Ammonia is commonly used as a cleaning solution around the house. The liquid produces fumes that are potentially fatal to humans and animals. Different types of ammonia are also found in weed killers, grass killers and other products designed to kill pesky plants in your yard. Trace amounts of ammonia are even found in dog urine, which leaves brown patches and dead grass behind.
Ammonia is referred to as a nonselective killer because it kills anything it comes into contact with. Even when you use a plant killer that has a nozzle to direct the spray, you still risk killing grass and other plants. Ammonia is dangerous because it attaches to the roots of the plants or grass and not the surface like other plant killers. Once the substance reaches the roots, it kills the grass and keeps it from coming back in the future.

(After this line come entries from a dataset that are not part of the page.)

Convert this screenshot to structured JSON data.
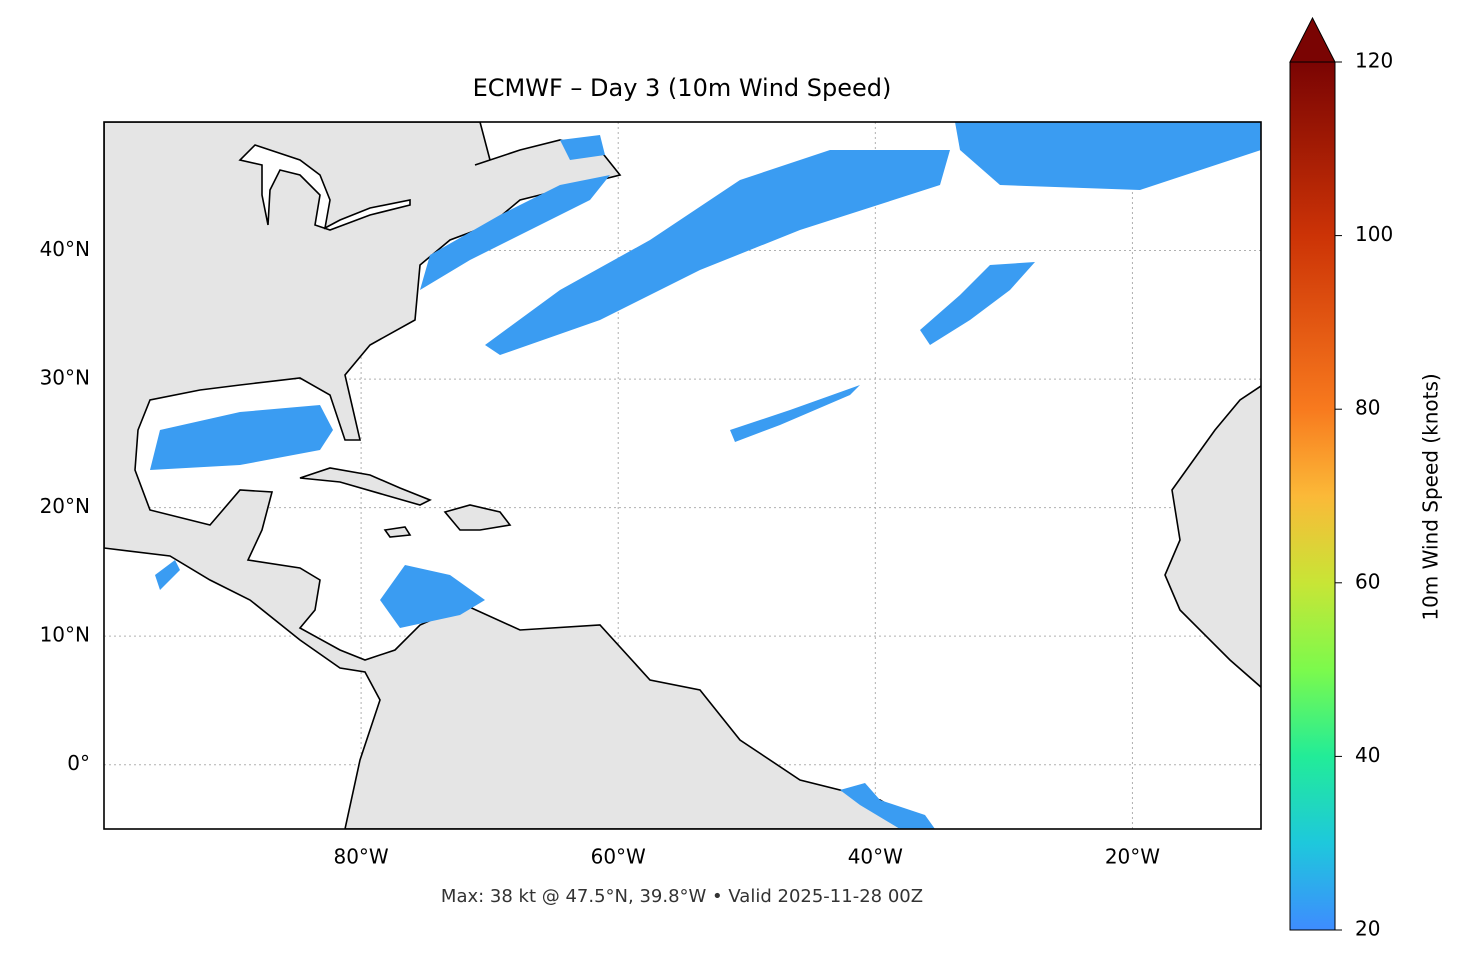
{
  "chart_data": {
    "type": "map",
    "title": "ECMWF – Day 3 (10m Wind Speed)",
    "footer": "Max: 38 kt @ 47.5°N, 39.8°W • Valid 2025-11-28 00Z",
    "xlim": [
      -100,
      -10
    ],
    "ylim": [
      -5,
      50
    ],
    "xticks": [
      {
        "value": -80,
        "label": "80°W"
      },
      {
        "value": -60,
        "label": "60°W"
      },
      {
        "value": -40,
        "label": "40°W"
      },
      {
        "value": -20,
        "label": "20°W"
      }
    ],
    "yticks": [
      {
        "value": 0,
        "label": "0°"
      },
      {
        "value": 10,
        "label": "10°N"
      },
      {
        "value": 20,
        "label": "20°N"
      },
      {
        "value": 30,
        "label": "30°N"
      },
      {
        "value": 40,
        "label": "40°N"
      }
    ],
    "grid": true,
    "colorbar": {
      "label": "10m Wind Speed (knots)",
      "lim": [
        20,
        120
      ],
      "ticks": [
        20,
        40,
        60,
        80,
        100,
        120
      ],
      "extend": "max"
    }
  }
}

Ammonia is most effective as a grass killer when applied during warm periods, such as the spring or summer. It is also more effective when the area receives normal levels of rainfall. Ammonia is less effective during periods of drought and in cold weather.
Small amounts of ammonia are potentially beneficial to your lawn, including plants and grass. The ammonia acts as a nitrogen source for the plants, which promotes growth and greening. Ammonia is often listed in homemade fertiliser recipes. The grass cannot absorb all of the ammonia though, which can lead to certain problems. When the grass stops absorbing the ammonia, it sits on top of the grass and soaks into the surface, which causes browning to the grass and, if you use too much ammonia, it can also kill the grass.
The Garden Counselor lists a recipe that mixes ammonia with beer, mouthwash, soda pop and dish soap. You spray the solution on your lawn after mowing the grass, and apply more of the solution every few weeks. The belief is that, as the solution soaks into the ground, it reaches the roots of the grass and acts as a fertiliser. The solution supposedly kills germs and microbes that exist in the soil and keeps grass healthy. No research currently exists that supports ammonia as a fertiliser. You must walk a fine line between using the right ratio of ammonia and helping the plant or using too much ammonia. A high concentration of ammonia applied to the grass will kill it.